Diabetes millitus type-2 is a lifelong disease in which there are high-levels of blood sugar (glucose). Diabetes is caused by a problem in the way your body makes or uses insulin. Insulin is needed to move glucose into cells, where it is stored and later used for energy. In type-2 diabetes, your fat, liver, and muscle cells do not respond correctly to insulin. Consequently, blood sugar does not get into these cells to be stored for energy. Increased fat also makes it harder for your body to use insulin the correct way. The study is based on 61 patients who were randomised into two groups, where they followed either a low-carbohydrate (high fat) diet or a low-fat diet, the journal Diabetologia reports.
In both groups, the participants lost approximately four kg on an average. Besides, a clear improvement in the glycaemic (blood sugar) control was seen in the low-carbohydrate group after six months, according to a Linkoping statement. Despite the increased fat intake with a larger portion of saturated fatty acids, the HDL or 'good' cholesterol content increased on the high-fat diet.

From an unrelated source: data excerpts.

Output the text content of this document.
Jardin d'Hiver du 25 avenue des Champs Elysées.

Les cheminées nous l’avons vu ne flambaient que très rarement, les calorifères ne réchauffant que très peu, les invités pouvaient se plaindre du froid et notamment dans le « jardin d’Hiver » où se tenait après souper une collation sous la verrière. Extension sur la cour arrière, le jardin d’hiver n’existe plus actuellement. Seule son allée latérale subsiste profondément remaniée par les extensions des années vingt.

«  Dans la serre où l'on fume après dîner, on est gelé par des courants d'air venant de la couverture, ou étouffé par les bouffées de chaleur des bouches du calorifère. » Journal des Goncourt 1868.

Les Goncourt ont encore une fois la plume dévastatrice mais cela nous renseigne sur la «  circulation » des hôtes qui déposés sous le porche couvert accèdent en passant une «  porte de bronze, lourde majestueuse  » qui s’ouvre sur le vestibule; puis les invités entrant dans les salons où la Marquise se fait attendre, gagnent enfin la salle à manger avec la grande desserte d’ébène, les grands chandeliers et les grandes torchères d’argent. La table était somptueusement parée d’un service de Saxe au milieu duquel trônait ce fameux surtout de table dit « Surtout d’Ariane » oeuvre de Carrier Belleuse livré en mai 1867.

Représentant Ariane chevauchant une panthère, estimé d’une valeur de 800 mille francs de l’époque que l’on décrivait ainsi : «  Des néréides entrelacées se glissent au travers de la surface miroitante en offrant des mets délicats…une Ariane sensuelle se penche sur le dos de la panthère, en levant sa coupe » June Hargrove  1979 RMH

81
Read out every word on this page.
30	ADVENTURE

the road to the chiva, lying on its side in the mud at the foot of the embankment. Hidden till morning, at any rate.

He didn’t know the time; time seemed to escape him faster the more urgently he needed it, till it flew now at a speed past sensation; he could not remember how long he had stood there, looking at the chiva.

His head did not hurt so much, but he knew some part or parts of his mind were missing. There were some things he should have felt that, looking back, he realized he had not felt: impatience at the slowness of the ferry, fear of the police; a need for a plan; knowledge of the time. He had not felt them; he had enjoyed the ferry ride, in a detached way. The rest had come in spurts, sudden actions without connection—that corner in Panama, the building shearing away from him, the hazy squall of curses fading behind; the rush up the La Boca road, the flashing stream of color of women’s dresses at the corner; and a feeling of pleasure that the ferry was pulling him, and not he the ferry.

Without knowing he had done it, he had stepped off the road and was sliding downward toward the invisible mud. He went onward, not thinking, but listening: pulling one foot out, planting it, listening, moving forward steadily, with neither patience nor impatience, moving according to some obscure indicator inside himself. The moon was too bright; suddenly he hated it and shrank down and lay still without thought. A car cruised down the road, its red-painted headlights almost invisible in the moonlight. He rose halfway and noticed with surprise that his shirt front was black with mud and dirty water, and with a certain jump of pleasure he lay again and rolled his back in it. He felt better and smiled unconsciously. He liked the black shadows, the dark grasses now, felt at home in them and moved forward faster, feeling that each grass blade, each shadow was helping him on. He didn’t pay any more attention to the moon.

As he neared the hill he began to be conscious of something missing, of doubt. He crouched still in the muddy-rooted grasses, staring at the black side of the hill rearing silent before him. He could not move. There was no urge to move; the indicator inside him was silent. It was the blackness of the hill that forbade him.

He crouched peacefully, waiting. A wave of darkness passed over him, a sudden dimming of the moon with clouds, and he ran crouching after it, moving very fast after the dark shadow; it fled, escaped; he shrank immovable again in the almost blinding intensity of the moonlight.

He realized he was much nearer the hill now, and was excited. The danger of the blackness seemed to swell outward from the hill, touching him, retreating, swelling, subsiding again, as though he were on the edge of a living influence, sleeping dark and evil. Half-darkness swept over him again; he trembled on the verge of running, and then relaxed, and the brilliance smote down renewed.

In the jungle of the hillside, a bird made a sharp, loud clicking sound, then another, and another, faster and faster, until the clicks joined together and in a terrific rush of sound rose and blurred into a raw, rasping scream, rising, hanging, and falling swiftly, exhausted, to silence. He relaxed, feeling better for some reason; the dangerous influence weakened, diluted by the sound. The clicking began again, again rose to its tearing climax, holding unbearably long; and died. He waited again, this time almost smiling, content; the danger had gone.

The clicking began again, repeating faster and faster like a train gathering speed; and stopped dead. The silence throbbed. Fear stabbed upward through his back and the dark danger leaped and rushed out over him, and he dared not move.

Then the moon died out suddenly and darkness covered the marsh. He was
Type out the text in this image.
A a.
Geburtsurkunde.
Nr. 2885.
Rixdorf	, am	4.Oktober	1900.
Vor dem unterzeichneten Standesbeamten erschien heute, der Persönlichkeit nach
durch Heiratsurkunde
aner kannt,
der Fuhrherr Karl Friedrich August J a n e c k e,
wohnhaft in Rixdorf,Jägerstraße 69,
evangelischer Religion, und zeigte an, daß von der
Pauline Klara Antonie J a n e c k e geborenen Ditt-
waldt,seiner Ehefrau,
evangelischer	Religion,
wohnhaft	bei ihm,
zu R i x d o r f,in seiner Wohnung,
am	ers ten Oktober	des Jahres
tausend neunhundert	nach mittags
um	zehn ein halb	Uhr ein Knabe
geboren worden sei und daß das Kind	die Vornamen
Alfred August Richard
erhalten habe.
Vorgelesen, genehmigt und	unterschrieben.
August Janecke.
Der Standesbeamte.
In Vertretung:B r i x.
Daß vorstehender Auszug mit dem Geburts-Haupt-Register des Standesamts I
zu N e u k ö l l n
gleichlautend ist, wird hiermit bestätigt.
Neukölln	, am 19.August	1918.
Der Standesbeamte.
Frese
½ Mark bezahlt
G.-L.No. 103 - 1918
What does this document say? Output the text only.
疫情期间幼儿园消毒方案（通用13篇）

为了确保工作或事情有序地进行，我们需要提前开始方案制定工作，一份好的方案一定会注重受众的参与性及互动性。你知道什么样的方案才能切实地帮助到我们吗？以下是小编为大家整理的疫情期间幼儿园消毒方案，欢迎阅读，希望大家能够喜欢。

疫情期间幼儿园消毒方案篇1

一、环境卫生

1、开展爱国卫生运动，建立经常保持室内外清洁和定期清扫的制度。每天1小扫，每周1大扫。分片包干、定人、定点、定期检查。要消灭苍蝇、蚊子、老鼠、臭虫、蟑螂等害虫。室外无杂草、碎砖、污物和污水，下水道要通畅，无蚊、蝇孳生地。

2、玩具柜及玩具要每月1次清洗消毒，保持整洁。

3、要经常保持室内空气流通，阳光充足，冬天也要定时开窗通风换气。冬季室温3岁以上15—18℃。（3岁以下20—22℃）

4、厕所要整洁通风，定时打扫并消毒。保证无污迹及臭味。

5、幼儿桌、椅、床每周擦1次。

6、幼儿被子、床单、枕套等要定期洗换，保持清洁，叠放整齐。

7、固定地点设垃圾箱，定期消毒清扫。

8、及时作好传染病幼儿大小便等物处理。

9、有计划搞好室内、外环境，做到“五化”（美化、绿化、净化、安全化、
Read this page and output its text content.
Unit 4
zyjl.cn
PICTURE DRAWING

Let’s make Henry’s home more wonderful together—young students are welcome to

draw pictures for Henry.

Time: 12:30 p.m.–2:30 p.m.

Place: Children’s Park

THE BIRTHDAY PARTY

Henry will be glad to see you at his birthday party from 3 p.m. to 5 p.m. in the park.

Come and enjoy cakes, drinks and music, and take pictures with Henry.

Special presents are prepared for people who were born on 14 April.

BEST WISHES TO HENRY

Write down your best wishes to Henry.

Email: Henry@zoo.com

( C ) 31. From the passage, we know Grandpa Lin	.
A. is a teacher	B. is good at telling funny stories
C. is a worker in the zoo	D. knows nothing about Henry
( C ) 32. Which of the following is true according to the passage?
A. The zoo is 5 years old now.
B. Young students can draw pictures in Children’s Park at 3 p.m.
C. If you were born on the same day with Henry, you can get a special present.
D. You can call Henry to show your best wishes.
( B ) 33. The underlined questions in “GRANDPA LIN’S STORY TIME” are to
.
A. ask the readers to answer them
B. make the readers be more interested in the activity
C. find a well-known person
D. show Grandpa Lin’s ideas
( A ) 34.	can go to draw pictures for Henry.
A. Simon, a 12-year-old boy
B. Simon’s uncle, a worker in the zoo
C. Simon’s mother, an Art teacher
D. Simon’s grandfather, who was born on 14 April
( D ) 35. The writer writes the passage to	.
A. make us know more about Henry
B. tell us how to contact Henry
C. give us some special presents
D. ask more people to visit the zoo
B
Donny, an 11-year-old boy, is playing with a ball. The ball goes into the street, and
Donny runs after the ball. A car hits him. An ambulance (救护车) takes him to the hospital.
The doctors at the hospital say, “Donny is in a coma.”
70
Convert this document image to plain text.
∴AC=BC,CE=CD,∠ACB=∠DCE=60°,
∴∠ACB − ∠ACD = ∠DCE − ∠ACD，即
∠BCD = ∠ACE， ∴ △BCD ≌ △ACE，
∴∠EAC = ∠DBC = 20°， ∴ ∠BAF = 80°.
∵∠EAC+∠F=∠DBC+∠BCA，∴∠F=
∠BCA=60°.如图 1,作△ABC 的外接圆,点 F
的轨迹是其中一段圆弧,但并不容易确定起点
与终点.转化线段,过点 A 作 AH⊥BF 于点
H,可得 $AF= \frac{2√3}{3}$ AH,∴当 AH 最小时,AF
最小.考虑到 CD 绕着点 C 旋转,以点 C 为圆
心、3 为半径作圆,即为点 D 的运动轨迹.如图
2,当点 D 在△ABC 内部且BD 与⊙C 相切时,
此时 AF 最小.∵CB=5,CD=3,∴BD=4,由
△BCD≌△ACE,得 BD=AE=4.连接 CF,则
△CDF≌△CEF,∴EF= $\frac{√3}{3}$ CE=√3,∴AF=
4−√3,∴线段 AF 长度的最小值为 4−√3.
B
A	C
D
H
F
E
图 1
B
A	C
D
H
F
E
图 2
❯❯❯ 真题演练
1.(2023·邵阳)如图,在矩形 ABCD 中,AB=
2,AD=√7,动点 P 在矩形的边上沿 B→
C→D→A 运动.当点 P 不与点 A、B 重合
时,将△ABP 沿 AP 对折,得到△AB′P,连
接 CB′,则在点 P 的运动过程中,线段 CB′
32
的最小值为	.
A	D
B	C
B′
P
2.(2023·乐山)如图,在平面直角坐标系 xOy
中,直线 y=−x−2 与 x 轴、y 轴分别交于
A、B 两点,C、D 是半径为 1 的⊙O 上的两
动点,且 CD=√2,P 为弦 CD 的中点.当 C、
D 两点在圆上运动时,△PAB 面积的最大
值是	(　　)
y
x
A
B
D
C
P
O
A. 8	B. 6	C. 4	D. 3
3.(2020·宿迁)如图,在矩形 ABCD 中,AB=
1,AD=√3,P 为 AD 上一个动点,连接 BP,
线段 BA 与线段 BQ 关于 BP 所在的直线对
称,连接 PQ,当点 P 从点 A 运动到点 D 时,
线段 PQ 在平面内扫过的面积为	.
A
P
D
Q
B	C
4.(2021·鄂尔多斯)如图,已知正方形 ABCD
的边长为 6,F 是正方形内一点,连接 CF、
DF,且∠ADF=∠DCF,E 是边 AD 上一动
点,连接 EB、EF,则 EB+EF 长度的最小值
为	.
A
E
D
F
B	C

In the high-fat diet, 50 percent of the energy came from fat, 20 percent from carbohydrates, and 30 percent from protein. For the low-fat group, the distribution was 30 percent from fat, 55-60 percent from carbohydrates, and 10-15 percent from protein. The participants were recruited from two primary health care centres and met for four group meetings during the first year of the study. All 61 participated in the study for the follow-up. "In contrast to most other studies of this type, we lost no patients at all, which vouches for the good quality of our data," Guldbrand says.